The factory was demolished in the 1990s, and now the land is so barren that when Ald. Sandi Jackson’s drives her SUV over its muddy trails, she sometimes has to put the vehicle into 4-wheel drive. But Jackson dreams of transforming this remnant of industrial decay into the largest housing development in Chicago’s history.
“It’s the best kept secret in Chicago,” Jackson says, as she drives past an old factory wall the size and color of an Egyptian pyramid. The wall is too big to demolish, so it will remain as a monument to steelmaking. “Its proximity to the lake is something that you can’t get anywhere else in urban living.”

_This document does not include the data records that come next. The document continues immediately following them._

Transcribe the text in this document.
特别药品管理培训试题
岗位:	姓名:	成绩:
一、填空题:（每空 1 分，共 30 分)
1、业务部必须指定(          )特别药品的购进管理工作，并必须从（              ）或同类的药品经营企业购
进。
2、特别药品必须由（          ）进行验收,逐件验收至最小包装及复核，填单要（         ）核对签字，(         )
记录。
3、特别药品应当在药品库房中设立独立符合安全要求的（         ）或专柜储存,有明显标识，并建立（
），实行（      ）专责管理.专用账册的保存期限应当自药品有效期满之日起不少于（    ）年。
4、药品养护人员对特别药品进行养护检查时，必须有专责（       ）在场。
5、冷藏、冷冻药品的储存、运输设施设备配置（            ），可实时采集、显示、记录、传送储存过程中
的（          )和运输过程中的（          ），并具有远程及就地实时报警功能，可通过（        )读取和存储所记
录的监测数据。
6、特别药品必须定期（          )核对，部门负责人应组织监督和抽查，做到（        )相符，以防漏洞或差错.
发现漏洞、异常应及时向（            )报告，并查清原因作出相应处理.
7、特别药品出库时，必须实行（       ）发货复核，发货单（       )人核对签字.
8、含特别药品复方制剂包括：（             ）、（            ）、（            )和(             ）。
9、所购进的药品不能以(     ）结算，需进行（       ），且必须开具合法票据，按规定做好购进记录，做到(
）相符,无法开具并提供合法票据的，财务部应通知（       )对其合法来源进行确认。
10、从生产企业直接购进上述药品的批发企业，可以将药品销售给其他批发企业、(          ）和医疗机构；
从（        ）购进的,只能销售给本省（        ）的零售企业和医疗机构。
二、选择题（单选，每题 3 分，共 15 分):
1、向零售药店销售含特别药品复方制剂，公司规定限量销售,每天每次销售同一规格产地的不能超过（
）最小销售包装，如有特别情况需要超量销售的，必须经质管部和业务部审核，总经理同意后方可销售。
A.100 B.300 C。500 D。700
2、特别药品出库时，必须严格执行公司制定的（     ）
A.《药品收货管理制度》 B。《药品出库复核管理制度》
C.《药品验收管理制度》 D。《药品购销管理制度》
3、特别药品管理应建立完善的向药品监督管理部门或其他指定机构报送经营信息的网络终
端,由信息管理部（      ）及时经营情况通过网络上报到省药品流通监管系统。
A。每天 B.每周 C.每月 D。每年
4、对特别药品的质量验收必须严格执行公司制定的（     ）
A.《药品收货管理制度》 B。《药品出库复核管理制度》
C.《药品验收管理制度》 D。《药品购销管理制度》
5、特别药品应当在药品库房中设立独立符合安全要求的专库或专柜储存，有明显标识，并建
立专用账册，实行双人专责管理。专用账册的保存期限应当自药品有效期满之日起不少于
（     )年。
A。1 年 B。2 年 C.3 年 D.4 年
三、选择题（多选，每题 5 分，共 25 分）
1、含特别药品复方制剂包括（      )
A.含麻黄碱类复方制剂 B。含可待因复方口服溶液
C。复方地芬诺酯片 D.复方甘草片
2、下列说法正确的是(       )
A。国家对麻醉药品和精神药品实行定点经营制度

One day, says Jackson, this urban prairie -- the largest tract of vacant land in Chicago -- will be a village of 13,000 houses and condominiums, most with views of the water. The slip that once welcomed ore freighters to the steel mill will be filled with sailboats. Jackson wants to put a Macy’s here, a Crate & Barrel, a Barnes & Noble. Two-and-a-half miles of lakefront have already been deeded to the Chicago Park District, which plans to put down bicycle paths. A trolley will ferry residents to Metra stations.
The project has been decades in the making. Just to make the land habitable, the city trucked in acres of muck from the Peoria River and dumped it on top of the slag left behind by U.S. Steel. Nothing grows in slag. The developer, McCaffery Interests, won’t begin for another three years, and the entire village may not be finished for 20. Jackson hopes it changes the way Chicagoans think of her neighborhood.
The Southeast Side was always Chicago’s industrial ghetto. But now that the steel mills are gone, it possesses a unique amenity: lakefront property. Jackson thinks that could change the entire character of her ward, attracting middle-class homeowners who want to live by Lake Michigan. Like Rogers Park, Chicago’s other lakefront neighborhood, the Southeast Side could become a gathering place for people of all races and income levels.
“We’ve been studying Rogers Park, and we want to duplicate what has happened in Rogers Park, because we think it is a wonderful, eclectic mix of many cultures,” she says.
“We think we have the same kind of opportunity here.”